Inwieweit so ein Lockdown überhaupt etwas zur Pandemiebekämpfung beiträgt, spielt keine Rolle mehr in der deutschen Debatte. Wie ihr Glaube an die Kanzlerin ist auch der Glaube an die segensreiche, schützende Wirkung des Zusperrens längst ins Unterbewusste eingegangen. Da braucht jetzt keiner mehr mit Beispielen aus dem Ausland zu kommen, die stark am Lockdown zweifeln lassen. Wer glaubt, braucht nicht zu wissen.

Der Blick in fremde Länder ist ohnehin gefährlich, weil er viel zu oft an bundesrepublikanischen Gewissheiten nagt. Haben Sie das mit Dänemark gehört? Die wollen in Stadtvierteln mit starkem Immigrantenanteil eine Obergrenze einführen: In den nächsten zehn Jahren soll dort der Anteil von Bewohnern mit „nicht-westlichem Hintergrund“ auf maximal 30 Prozent begrenzt werden, um Parallelgesellschaften entgegenzuwirken.

Verblüffend, dass dieser ungeheuerliche Plan hierzulande nicht umgehend zu einem Aufschrei der Empörung geführt hat. Stattdessen herrscht eher Verwirrung in Deutschland.
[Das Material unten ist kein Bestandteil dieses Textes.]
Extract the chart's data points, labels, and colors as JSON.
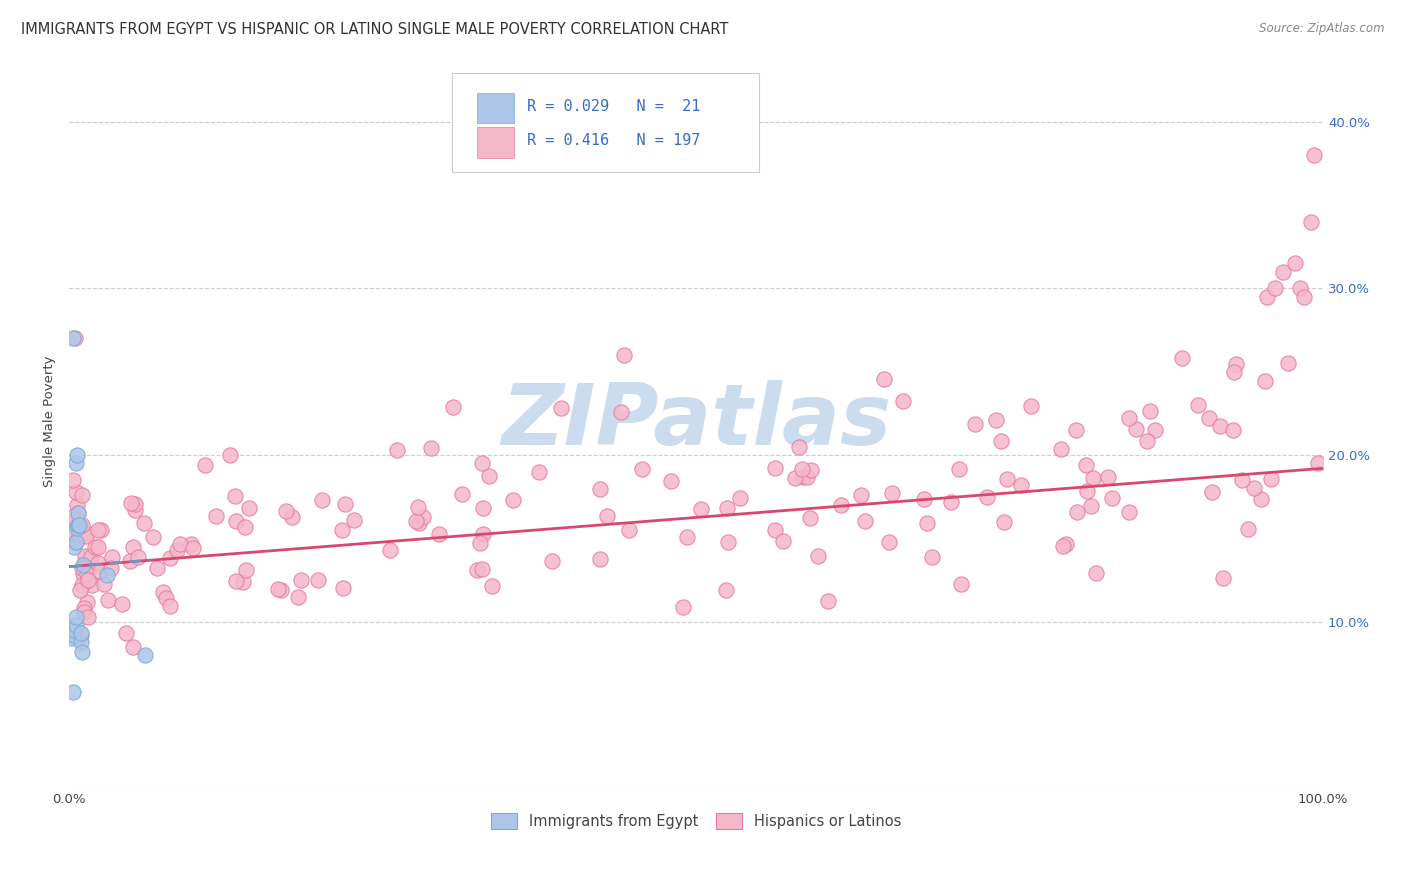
{
  "title": "IMMIGRANTS FROM EGYPT VS HISPANIC OR LATINO SINGLE MALE POVERTY CORRELATION CHART",
  "source": "Source: ZipAtlas.com",
  "ylabel": "Single Male Poverty",
  "xlim": [
    0.0,
    1.0
  ],
  "ylim": [
    0.0,
    0.44
  ],
  "xticks": [
    0.0,
    0.1,
    0.2,
    0.3,
    0.4,
    0.5,
    0.6,
    0.7,
    0.8,
    0.9,
    1.0
  ],
  "xticklabels": [
    "0.0%",
    "",
    "",
    "",
    "",
    "",
    "",
    "",
    "",
    "",
    "100.0%"
  ],
  "yticks_left": [
    0.0,
    0.1,
    0.2,
    0.3,
    0.4
  ],
  "yticklabels_left": [
    "",
    "",
    "",
    "",
    ""
  ],
  "yticks_right": [
    0.0,
    0.1,
    0.2,
    0.3,
    0.4
  ],
  "yticklabels_right": [
    "",
    "10.0%",
    "20.0%",
    "30.0%",
    "40.0%"
  ],
  "legend_R1": "0.029",
  "legend_N1": "21",
  "legend_R2": "0.416",
  "legend_N2": "197",
  "legend_label1": "Immigrants from Egypt",
  "legend_label2": "Hispanics or Latinos",
  "color1": "#adc6e8",
  "color2": "#f5b8cb",
  "edge_color1": "#7aaad4",
  "edge_color2": "#e87a9f",
  "line_color1": "#6699cc",
  "line_color2": "#d9476e",
  "legend_text_color": "#3a6cc8",
  "watermark_color": "#ccdcef",
  "title_fontsize": 10.5,
  "tick_fontsize": 9.5,
  "right_tick_color": "#3a6cc8",
  "hisp_trend_start_y": 0.133,
  "hisp_trend_end_y": 0.192,
  "egypt_trend_start_y": 0.133,
  "egypt_trend_end_y": 0.137
}
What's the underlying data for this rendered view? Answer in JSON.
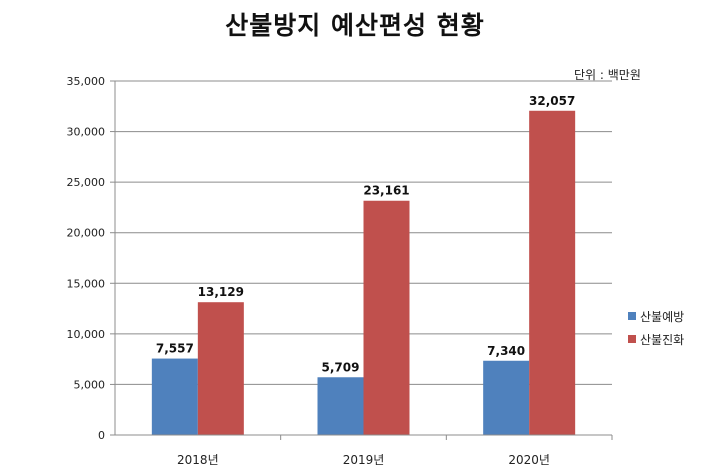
{
  "chart_data": {
    "type": "bar",
    "title": "산불방지 예산편성 현황",
    "unit_note": "단위 : 백만원",
    "categories": [
      "2018년",
      "2019년",
      "2020년"
    ],
    "series": [
      {
        "name": "산불예방",
        "color": "#4f81bd",
        "values": [
          7557,
          5709,
          7340
        ],
        "labels": [
          "7,557",
          "5,709",
          "7,340"
        ]
      },
      {
        "name": "산불진화",
        "color": "#c0504d",
        "values": [
          13129,
          23161,
          32057
        ],
        "labels": [
          "13,129",
          "23,161",
          "32,057"
        ]
      }
    ],
    "ylim": [
      0,
      35000
    ],
    "yticks": [
      0,
      5000,
      10000,
      15000,
      20000,
      25000,
      30000,
      35000
    ],
    "ytick_labels": [
      "0",
      "5,000",
      "10,000",
      "15,000",
      "20,000",
      "25,000",
      "30,000",
      "35,000"
    ],
    "grid": true,
    "legend_position": "right"
  }
}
Die dürfte ihren Grund darin haben, von wem die dänische Initiative stammt: Es ist die sozialdemokratische (!) Regierungschefin Mette Frederiksen. Das macht die Sache kompliziert, weshalb man hierzulande auf eine breite Diskussion der dänischen Initiative lieber verzichtet. 

Nie hätten wir uns vorstellen können, wie sehr linke Regierungen für die linken deutschen Parteien zu so einem Problem werden könnten. Hätten das in Kopenhagen die „Rechtspopulisten“ aufgebracht, wären wir doch längst in Fahrt. Aber so?

Selbst Joe Biden bereitet nicht so viel Freude, wie viele gehofft hatten. Sie erinnern sich noch, als der „rechte“ US-Präsident Ronald Reagan Sowjetrussland als das „Reich des Bösen“ tituliert hatte? Das ging als der schlimmste diplomatische Fehltritt der 1980er Jahre in die Geschichtsbücher ein.

Nun hat Biden den russischen Präsidenten Putin als „Mörder“ bezeichnet. Bei Reagan hätte man das als „unverantwortliche Kriegsrhetorik“ angeprangert. Jetzt sagt das Liebling Biden. Die Verunsicherung war deutschen Washington-Korrespondenten ins Gesicht geschrieben, sie sind ratlos. Die Rolle des konfliktgeilen Weltgefährders hatten sie doch für Trump vorgesehen, die des „Verlässlichen“ für Biden reserviert. Und nun eine solche Sprache. Was wird da die neue Parole? Etwa: „Trump ist gefährlich, Biden nicht, der legt nur gern Feuer“?

Leider konnte man das Zitat kaum vor den Deutschen verschweigen. Bei den Szenen an der US-mexikanischen Grenze geht das schon leichter. Dort baut sich gerade eine humanitäre Katastrophe auf, seitdem Biden die Latinos ermutigt hat, ihre Massenwanderung gen USA wieder aufzunehmen. Leider hat er die Folgen nicht bedacht, daher stauen sich dort Abertausende unter schlimmsten Bedingungen. Aber darüber reden wir am besten gar nicht. Das drücken wir weg wie die dänische Obergrenze. Also: Klappe zu und ab in die „Ruhephase“!